Use CUDA to train autoencode

Hi guys,
I’m trying to use CUDA to train my autoencoder, however, I get the error like this. My code is as followed. Could someone help me to figure out the problem?
AttributeError: ‘numpy.ndarray’ object has no attribute ‘dim’

device = torch.device("cuda" if torch.cuda.is_available() else "cpu")

### Change dataset to tensor
train_target = torch.tensor(y_train.values.astype(np.float32)).to(device) 
train = torch.tensor(X_train.values.astype(np.float32)).to(device)
train_tensor = data_utils.TensorDataset(train, train_target)

train_loader = Data.DataLoader(dataset = train_tensor, batch_size = BATCH_SIZE, shuffle = True)

class AutoEncoder(nn.Module):
    def __init__(self):
        super(AutoEncoder, self).__init__()

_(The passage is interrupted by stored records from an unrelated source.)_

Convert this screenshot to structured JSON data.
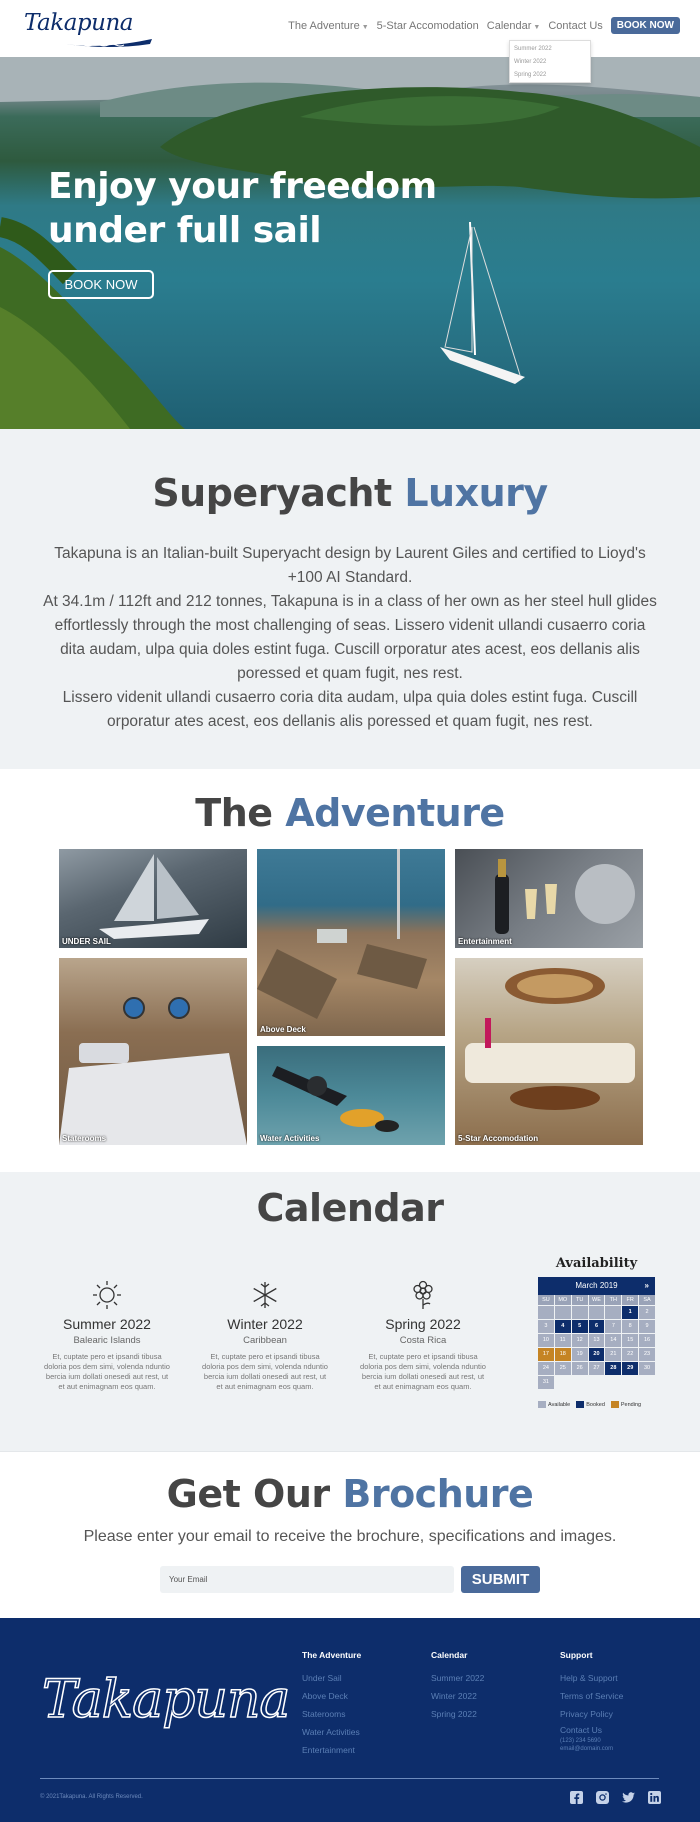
{
  "nav": {
    "logo": "Takapuna",
    "items": [
      {
        "label": "The Adventure",
        "caret": true
      },
      {
        "label": "5-Star Accomodation",
        "caret": false
      },
      {
        "label": "Calendar",
        "caret": true
      },
      {
        "label": "Contact Us",
        "caret": false
      }
    ],
    "book_now": "BOOK NOW",
    "dropdown": [
      "Summer 2022",
      "Winter 2022",
      "Spring 2022"
    ]
  },
  "hero": {
    "title_line1": "Enjoy your freedom",
    "title_line2": "under full sail",
    "button": "BOOK NOW"
  },
  "luxury": {
    "title_main": "Superyacht ",
    "title_accent": "Luxury",
    "paragraph1": "Takapuna is an Italian-built Superyacht design by Laurent Giles and certified to Lioyd's +100 AI Standard.",
    "paragraph2": "At 34.1m / 112ft and 212 tonnes, Takapuna is in a class of her own as her steel hull glides effortlessly through the most challenging of seas. Lissero videnit ullandi cusaerro coria dita audam, ulpa quia doles estint fuga. Cuscill orporatur ates acest, eos dellanis alis poressed et quam fugit, nes rest.",
    "paragraph3": "Lissero videnit ullandi cusaerro coria dita audam, ulpa quia doles estint fuga. Cuscill orporatur ates acest, eos dellanis alis poressed et quam fugit, nes rest."
  },
  "adventure": {
    "title_main": "The ",
    "title_accent": "Adventure",
    "tiles": [
      "UNDER SAIL",
      "Above Deck",
      "Entertainment",
      "Staterooms",
      "Water Activities",
      "5-Star Accomodation"
    ]
  },
  "calendar": {
    "title": "Calendar",
    "seasons": [
      {
        "icon": "sun-icon",
        "name": "Summer 2022",
        "location": "Balearic Islands",
        "desc": "Et, cuptate pero et ipsandi tibusa doloria pos dem simi, volenda nduntio bercia ium dollati onesedi aut rest, ut et aut enimagnam eos quam."
      },
      {
        "icon": "snowflake-icon",
        "name": "Winter 2022",
        "location": "Caribbean",
        "desc": "Et, cuptate pero et ipsandi tibusa doloria pos dem simi, volenda nduntio bercia ium dollati onesedi aut rest, ut et aut enimagnam eos quam."
      },
      {
        "icon": "flower-icon",
        "name": "Spring 2022",
        "location": "Costa Rica",
        "desc": "Et, cuptate pero et ipsandi tibusa doloria pos dem simi, volenda nduntio bercia ium dollati onesedi aut rest, ut et aut enimagnam eos quam."
      }
    ],
    "availability": {
      "title": "Availability",
      "month": "March 2019",
      "next": "»",
      "days_of_week": [
        "SU",
        "MO",
        "TU",
        "WE",
        "TH",
        "FR",
        "SA"
      ],
      "cells": [
        {
          "d": "",
          "s": "e"
        },
        {
          "d": "",
          "s": "e"
        },
        {
          "d": "",
          "s": "e"
        },
        {
          "d": "",
          "s": "e"
        },
        {
          "d": "",
          "s": "e"
        },
        {
          "d": "1",
          "s": "b"
        },
        {
          "d": "2",
          "s": "a"
        },
        {
          "d": "3",
          "s": "a"
        },
        {
          "d": "4",
          "s": "b"
        },
        {
          "d": "5",
          "s": "b"
        },
        {
          "d": "6",
          "s": "b"
        },
        {
          "d": "7",
          "s": "a"
        },
        {
          "d": "8",
          "s": "a"
        },
        {
          "d": "9",
          "s": "a"
        },
        {
          "d": "10",
          "s": "a"
        },
        {
          "d": "11",
          "s": "a"
        },
        {
          "d": "12",
          "s": "a"
        },
        {
          "d": "13",
          "s": "a"
        },
        {
          "d": "14",
          "s": "a"
        },
        {
          "d": "15",
          "s": "a"
        },
        {
          "d": "16",
          "s": "a"
        },
        {
          "d": "17",
          "s": "p"
        },
        {
          "d": "18",
          "s": "p"
        },
        {
          "d": "19",
          "s": "a"
        },
        {
          "d": "20",
          "s": "b"
        },
        {
          "d": "21",
          "s": "a"
        },
        {
          "d": "22",
          "s": "a"
        },
        {
          "d": "23",
          "s": "a"
        },
        {
          "d": "24",
          "s": "a"
        },
        {
          "d": "25",
          "s": "a"
        },
        {
          "d": "26",
          "s": "a"
        },
        {
          "d": "27",
          "s": "a"
        },
        {
          "d": "28",
          "s": "b"
        },
        {
          "d": "29",
          "s": "b"
        },
        {
          "d": "30",
          "s": "a"
        },
        {
          "d": "31",
          "s": "a"
        }
      ],
      "legend": [
        {
          "label": "Available",
          "color": "#a6aec1"
        },
        {
          "label": "Booked",
          "color": "#0d2d6b"
        },
        {
          "label": "Pending",
          "color": "#c58424"
        }
      ]
    }
  },
  "brochure": {
    "title_main": "Get Our ",
    "title_accent": "Brochure",
    "subtitle": "Please enter your email to receive the brochure, specifications and images.",
    "email_placeholder": "Your Email",
    "submit": "SUBMIT"
  },
  "footer": {
    "logo": "Takapuna",
    "columns": [
      {
        "title": "The Adventure",
        "links": [
          "Under Sail",
          "Above Deck",
          "Staterooms",
          "Water Activities",
          "Entertainment"
        ]
      },
      {
        "title": "Calendar",
        "links": [
          "Summer 2022",
          "Winter 2022",
          "Spring 2022"
        ]
      },
      {
        "title": "Support",
        "links": [
          "Help & Support",
          "Terms of Service",
          "Privacy Policy",
          "Contact Us"
        ],
        "small": [
          "(123) 234 5690",
          "email@domain.com"
        ]
      }
    ],
    "copyright": "© 2021Takapuna. All Rights Reserved.",
    "social": [
      "facebook-icon",
      "instagram-icon",
      "twitter-icon",
      "linkedin-icon"
    ]
  },
  "colors": {
    "brand_navy": "#0d2d6b",
    "accent_blue": "#4f74a3",
    "pending": "#c58424"
  }
}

        self.encoder = nn.Sequential(
            nn.Linear(1*input_layer, 256),
            nn.ReLU(True),
            nn.Linear(256, 64),
            nn.ReLU(True),
            nn.Linear(64, 16),
            nn.ReLU(True),
            nn.Linear(16, 2),   
        )
        self.decoder = nn.Sequential(
            nn.Linear(2, 16),
            nn.ReLU(True),
            nn.Linear(16, 64),
            nn.ReLU(True),
            nn.Linear(64, 256),
            nn.ReLU(True),
            nn.Linear(256, 1*input_layer),
            nn.Sigmoid(),       # compress to a range (0, 1)
        )

    def forward(self, x):
        encoded = self.encoder(x)
        decoded = self.decoder(encoded)
        return encoded, decoded

autoencoder = AutoEncoder().to(device) 
params = list(autoencoder.parameters()) 
optimizer = torch.optim.SGD(params, lr=LR)
loss_func = nn.MSELoss()

for epoch in range(EPOCH):
    for step, (x, b_label) in enumerate(train_loader):
        batch_x = x.view(-1, 1*input_layer).cpu().numpy()   
        batch_y = x.view(-1, 1*input_layer).cpu().numpy()  

        encoded, decoded = autoencoder(batch_x)

        loss = loss_func(decoded, batch_y)      
        optimizer.zero_grad()               
        loss.backward()                     
        optimizer.step()                    

        if step % 100 == 0:
            print('Epoch: ', epoch, '| train loss: %.4f' % loss.data.numpy())

You shouldn’t transform tensor to numpy like this:
batch_x = x.view(-1, 1input_layer).cpu().numpy()
batch_y = x.view(-1, 1
input_layer).cpu().numpy()
but write as follows
batch_x = x.view(-1, 1input_layer).to(device)
batch_y = x.view(-1, 1
input_layer).to(device)

Thanks a lot !!! I just solved the problem.